Anyway, despite the lousy weather we were able to get in a good amount of birds. Here they in the order in which I put them down on our list.

.Barn Swallow
. Eastern Phoebe
.Yellow Warbler
. Gray Catbird
. Brown Thrasher
. Tree Swallow
. Northern Cardinal
. Belted Kingfisher
. Eastern Kingbird
. Green Heron
. Great-blue Heron
. Willow Flycatcher
. Downy Woodpecker
. Prairie Warbler
. Common Yellowthroat
. Song Sparrow
. Baltimore Oriole
. Killdeer
. Common Grackle
. Red-winged Blackbird
. Warbling Vireo
. Wood Thrush
. Rock Pigeon
. Mourning Dove
. European Starling
. Goldfinch
. Red-tailed Hawk
. Mallard
. American Robin
. House Sparrow
. Pine Warbler
. House Wren
. Chimney Swift
.Chestnut-sided Warbler
.Common Raven
.American Crow
.Blue Jay
.Rose-breasted Grosbeak
.Pileated Woodpecker
.Great-crested Flycatcher
.Red-eyed Vireo
.Field Sparrow
.Cedar Waxwing
.Inigo Bunting
.Eastern Towhee
.Ring-billed Gull (overhead near a grocery store HA)
.Chipping Sparrow
.White-breasted Nuthatch
.Tufted Titmouse
50 in total for approx 3 hours of birding. Not too shabby for a rainy day!


Carol said...

Now arn't you glad you went. I love walking in the rain.

Kallen305 said...

Carol, I am so with you regarding walking in the rain. I have always loved it so getting a little rain on me is fun (can't stand umbrellas!). One of my favorite things to do when I was younger was jumping in puddles after a thunderstorm. Me and all of the neighborhood kids would go out there and have a blast! I am sick of the rain now though and want sunshine!

Ginnymo said...

What a beautiful array of photos you have here Kim!! I've seen a few young Sparrows and of course those noisy Starlings and today the young Grackles came out with their mom. I saw a young woodchuck with it's mom today though!! My very first one!! Yippeee!! Ha! Ha!

Chris said...

Wow 50 species.... I would like to be able to do that! Now we are seeing again around 25 per day max, if we drive around Reykjavík!!! If you want 50 we have to run across the country...
I love the nuthatch shot, but you saw so many things there and got so many pictures, it is hard to choose... Indeed, I even prefer the cedar waxing I think ;-)

The Early Birder said...

Hi Kim. Good total in spite of the drab weather. There is no doubt that the 'knowledge' gained is now paying dividends plus lots of great photos.
Hope you have a stress free working week. FAB

Shellmo said...

Those photos of the yellow warbler would brighten any cloudy day! Fantastic!!

Betsy from Tennessee said...

Hi Kim, I cannot believe that you saw so many birds on a RAINY day... Amazing!!!

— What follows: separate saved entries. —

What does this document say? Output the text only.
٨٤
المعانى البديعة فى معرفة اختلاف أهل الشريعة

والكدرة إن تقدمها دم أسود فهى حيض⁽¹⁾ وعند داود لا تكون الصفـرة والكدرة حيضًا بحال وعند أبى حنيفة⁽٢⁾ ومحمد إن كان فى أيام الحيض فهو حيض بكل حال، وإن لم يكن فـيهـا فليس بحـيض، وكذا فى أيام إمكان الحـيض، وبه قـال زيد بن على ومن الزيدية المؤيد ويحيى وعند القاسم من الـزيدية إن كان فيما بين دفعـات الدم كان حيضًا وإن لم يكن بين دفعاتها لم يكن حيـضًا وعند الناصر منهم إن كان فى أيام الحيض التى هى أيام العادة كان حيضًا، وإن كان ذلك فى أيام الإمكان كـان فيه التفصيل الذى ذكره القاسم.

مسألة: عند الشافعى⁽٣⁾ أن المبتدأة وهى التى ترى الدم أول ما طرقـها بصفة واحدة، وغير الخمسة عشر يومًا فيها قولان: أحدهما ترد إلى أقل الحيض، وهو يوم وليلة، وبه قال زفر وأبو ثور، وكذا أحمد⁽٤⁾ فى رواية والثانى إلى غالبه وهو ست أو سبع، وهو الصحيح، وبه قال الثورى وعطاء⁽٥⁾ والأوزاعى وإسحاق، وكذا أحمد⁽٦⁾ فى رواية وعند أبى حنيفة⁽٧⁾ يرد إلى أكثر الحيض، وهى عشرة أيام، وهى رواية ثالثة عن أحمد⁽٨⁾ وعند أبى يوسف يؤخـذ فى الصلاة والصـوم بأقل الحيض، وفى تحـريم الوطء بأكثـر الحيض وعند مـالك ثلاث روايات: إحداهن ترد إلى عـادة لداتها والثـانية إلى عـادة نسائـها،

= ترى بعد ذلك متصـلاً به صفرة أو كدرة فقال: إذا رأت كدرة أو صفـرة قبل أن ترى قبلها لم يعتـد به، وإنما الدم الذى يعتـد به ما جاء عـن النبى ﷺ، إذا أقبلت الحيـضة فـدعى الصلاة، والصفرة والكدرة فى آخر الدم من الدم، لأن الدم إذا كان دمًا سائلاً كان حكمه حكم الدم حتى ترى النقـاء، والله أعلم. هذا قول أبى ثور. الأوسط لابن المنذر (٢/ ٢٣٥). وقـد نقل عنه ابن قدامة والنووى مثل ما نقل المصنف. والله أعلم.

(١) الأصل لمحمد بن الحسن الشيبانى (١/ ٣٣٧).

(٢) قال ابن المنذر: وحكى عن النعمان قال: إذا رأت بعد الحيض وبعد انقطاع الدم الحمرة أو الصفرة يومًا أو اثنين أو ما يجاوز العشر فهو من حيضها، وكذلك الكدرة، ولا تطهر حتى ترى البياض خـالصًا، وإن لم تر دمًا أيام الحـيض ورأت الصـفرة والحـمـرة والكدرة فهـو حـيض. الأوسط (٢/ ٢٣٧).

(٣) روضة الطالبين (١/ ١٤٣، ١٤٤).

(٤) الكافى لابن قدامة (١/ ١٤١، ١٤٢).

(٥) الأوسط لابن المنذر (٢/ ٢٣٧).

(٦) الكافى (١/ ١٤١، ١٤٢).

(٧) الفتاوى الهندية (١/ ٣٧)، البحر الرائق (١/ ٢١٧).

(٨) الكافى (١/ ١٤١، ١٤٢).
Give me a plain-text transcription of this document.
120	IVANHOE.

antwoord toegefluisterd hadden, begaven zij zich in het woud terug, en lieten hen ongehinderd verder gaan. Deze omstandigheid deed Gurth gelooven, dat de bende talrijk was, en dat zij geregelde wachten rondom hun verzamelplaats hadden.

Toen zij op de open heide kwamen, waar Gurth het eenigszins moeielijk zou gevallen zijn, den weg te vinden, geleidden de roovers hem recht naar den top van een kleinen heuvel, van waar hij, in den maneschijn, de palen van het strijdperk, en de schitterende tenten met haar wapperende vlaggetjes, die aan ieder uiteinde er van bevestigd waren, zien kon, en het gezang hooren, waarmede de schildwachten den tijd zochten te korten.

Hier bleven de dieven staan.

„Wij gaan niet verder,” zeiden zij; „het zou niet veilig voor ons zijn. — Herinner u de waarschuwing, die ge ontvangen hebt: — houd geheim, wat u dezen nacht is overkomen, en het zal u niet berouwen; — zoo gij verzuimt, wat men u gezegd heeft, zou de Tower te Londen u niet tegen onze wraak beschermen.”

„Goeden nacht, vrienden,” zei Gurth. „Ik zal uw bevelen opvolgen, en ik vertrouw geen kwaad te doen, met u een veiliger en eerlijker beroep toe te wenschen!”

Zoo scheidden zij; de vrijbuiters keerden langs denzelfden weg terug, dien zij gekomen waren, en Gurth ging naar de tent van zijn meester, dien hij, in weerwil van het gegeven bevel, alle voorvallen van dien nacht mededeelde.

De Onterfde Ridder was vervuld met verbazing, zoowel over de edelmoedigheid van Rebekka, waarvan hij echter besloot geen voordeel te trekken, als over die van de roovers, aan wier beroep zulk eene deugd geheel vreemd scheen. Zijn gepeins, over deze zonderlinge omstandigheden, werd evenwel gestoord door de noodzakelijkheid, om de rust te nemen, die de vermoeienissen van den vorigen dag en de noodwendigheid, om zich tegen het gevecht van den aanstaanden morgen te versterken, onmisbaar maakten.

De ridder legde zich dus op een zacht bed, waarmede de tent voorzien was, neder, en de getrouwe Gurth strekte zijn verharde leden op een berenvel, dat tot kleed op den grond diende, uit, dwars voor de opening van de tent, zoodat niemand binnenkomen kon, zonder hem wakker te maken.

I don't know if I told you but we have two Brown Thrashers who come to my suet feeder several times EVERY day... Isn't that amazing since they usually are ground feeders??


Ratty said...

I wish I could get such nice clear pictures of birds on a rainy day. Mine come out as only shadows if the sky is dark.

dAwN said...

Pretty darn good for a rainy day of birding, Kim..
You saw nice photos..and baby Orioles to boot!